Nanosecond Laser Ablation-Multicollector Inductively Coupled Plasma-Mass Spectrometry for in Situ Fe Isotopic Analysis of Micrometeorites: Application to Micrometer-Sized Glassy Cosmic Spherules

Abstract

This work evaluates the use of nanosecond laser ablation-multicollector inductively coupled plasma-mass spectrometry (ns-LA-MC-ICP-MS) for Fe isotopic analysis of glassy cosmic spherules. Several protocols for data acquisition from the transient signals were compared, with the integration method, i.e., isotope ratios obtained by dividing the corresponding signal intensities integrated over the selected signal segment, providing the best precision.

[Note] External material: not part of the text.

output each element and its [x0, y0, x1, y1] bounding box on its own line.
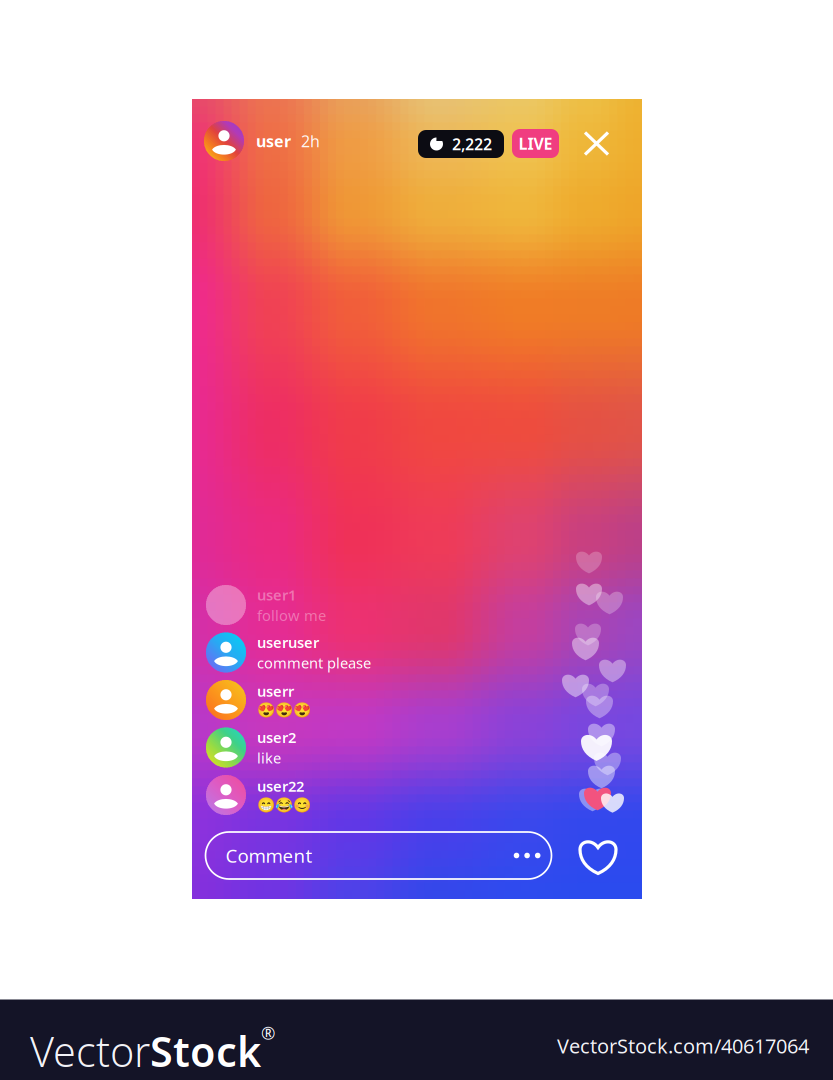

The bias caused by instrumental mass discrimination was corrected for by a combination of internal correction using Ni as an internal standard (coming from a conebulized standard solution) and external correction using a matrix-matched standard. Laser spot size and repetition rate were adapted to match the signal intensities for sample and standard within ±10%. For in situ isotopic analysis, the precision of the δ⁵⁶Fe values ranged between 0.02 and 0.11‰ (1 SD, based on 4 measurement sessions, each based on ablation along 5 lines for 30 s each) and 0.03-0.17‰ (SD, based on 3 measurement sessions) for glass reference materials and micrometeorites, respectively. Despite this excellent reproducibility, the variation of the isotope ratios along a single ablation line indicated isotopic inhomogeneity exceeding 1‰ in some micrometeorites. Isotopic analysis via pneumatic nebulization MC-ICP-MS, after sample digestion and chromatographic Fe isolation, was performed to validate the results obtained by in situ isotopic analysis, and good agreement was achieved between the δ-values obtained via both approaches and with those reported in literature for MPI-DING and USGS glass reference materials. Also for the glassy cosmic spherules, overall, there was a good match between the ns-LA-MC-ICP-MS and solution MC-ICP-MS results.